Maybe, too, that’s what it looks like— beautiful, like the hills, the rocks above the tree line webbed with sweet smelling herbs, the small plants glittering with dew—
It was a big event to climb up there and wait for dawn, seeing what the sun sees as it slides out from behind the rocks, and what you couldn’t see, you imagined;
your eyes would go as far as they could, to the river, say, and your mind would do the rest—
And if you missed a day, there was always the next, and if you missed a year, it didn’t matter, the hills weren’t going anywhere, the thyme and rosemary kept coming back, the sun kept rising, the bushes kept bearing fruit—
The streetlight’s off: that’s dawn here. It’s on: that’s twilight. Either way, no one looks up. Everyone just pushes ahead, and the smell of the past is everywhere, the thyme and rosemary rubbing against your clothes, the smell of too many illusions—
Between them, the hills and sky took up all the room. Whatever was left, that was ours for a while. But eventually the hills will take it back, give it to the animals. And maybe the moon will send the seas there, and where we lived will be a stream or river coiling around the base of the hills, paying the sky the compliment of reflection.

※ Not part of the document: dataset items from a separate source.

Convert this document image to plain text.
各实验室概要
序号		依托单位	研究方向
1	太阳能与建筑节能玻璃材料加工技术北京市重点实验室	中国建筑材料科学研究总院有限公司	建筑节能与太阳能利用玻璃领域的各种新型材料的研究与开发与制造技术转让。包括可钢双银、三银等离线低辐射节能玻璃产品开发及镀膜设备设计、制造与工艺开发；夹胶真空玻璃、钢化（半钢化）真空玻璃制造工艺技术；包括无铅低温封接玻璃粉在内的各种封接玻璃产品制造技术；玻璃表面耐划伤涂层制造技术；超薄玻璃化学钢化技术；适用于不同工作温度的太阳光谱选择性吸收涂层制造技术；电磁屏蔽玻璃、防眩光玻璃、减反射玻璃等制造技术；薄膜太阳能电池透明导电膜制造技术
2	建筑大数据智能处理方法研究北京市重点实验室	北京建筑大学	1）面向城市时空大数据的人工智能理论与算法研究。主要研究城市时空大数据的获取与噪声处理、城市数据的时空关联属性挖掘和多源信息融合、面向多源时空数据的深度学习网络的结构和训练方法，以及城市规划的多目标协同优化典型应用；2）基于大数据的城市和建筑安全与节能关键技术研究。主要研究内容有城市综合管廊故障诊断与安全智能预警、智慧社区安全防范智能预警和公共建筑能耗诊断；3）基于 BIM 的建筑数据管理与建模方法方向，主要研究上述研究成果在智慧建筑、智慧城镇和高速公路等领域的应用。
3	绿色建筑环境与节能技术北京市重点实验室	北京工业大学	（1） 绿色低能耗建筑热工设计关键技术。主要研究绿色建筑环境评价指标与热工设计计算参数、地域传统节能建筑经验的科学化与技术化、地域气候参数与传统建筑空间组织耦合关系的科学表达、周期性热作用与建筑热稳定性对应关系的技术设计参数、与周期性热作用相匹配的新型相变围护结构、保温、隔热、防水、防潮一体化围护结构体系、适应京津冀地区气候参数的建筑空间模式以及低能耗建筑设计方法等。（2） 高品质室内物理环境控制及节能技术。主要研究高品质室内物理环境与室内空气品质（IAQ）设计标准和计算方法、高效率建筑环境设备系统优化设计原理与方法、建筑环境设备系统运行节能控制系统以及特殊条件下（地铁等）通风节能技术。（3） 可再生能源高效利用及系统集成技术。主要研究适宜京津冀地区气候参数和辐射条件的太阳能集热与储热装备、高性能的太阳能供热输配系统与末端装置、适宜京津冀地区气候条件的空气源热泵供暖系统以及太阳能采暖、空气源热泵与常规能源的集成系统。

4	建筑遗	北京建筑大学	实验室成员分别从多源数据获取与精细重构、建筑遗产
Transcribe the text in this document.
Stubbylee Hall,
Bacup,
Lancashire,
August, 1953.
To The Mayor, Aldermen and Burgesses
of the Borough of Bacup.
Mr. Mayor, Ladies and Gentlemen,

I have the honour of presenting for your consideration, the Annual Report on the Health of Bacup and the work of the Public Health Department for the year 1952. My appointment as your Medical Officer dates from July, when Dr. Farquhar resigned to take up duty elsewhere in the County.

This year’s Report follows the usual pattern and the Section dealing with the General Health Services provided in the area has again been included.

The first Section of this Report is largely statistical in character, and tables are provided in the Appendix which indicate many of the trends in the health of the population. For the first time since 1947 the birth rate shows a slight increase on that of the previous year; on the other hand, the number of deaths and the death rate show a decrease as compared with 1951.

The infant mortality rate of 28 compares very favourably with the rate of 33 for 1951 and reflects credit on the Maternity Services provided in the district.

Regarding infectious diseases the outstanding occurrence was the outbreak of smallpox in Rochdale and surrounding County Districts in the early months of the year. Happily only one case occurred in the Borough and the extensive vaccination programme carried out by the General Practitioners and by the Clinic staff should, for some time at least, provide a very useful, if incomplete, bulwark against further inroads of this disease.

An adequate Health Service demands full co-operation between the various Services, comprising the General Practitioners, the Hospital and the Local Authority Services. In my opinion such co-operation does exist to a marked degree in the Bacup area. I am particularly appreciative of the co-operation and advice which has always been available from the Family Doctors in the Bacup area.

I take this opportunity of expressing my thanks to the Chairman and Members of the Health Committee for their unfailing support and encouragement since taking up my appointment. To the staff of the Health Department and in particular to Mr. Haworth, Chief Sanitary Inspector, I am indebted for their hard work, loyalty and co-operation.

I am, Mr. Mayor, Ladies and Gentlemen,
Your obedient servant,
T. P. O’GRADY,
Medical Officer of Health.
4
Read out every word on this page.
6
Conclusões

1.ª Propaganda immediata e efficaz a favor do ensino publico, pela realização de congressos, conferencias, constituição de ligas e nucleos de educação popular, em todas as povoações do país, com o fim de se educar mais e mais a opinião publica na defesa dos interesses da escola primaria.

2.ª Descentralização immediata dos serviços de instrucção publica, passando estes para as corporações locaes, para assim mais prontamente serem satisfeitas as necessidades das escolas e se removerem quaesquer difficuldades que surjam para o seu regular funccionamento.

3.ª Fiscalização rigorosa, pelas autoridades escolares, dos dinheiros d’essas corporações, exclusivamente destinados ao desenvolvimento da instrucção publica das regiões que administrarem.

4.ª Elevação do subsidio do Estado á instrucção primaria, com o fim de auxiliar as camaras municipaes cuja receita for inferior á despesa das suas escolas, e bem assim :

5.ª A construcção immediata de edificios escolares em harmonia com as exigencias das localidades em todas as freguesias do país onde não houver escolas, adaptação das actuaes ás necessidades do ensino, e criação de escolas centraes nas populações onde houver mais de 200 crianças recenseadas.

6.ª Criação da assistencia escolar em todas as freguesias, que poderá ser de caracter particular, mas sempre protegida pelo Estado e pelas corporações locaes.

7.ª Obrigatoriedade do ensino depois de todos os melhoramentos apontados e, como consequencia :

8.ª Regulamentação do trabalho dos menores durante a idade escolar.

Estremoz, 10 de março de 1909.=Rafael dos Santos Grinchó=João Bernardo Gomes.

I went back but I didn’t stay. Everyone I cared about was gone, some dead, some disappeared into one of those places that don’t exist, the ones we dreamed about because we saw them from the top of the hills— I had to see if the fields were still shining, the sun telling the same lies about how beautiful the world is when all you need to know of a place is, do people live there. If they do, you know everything.
The hills are terrible, they hide the truth of the past. Green in summer, white when the snow falls.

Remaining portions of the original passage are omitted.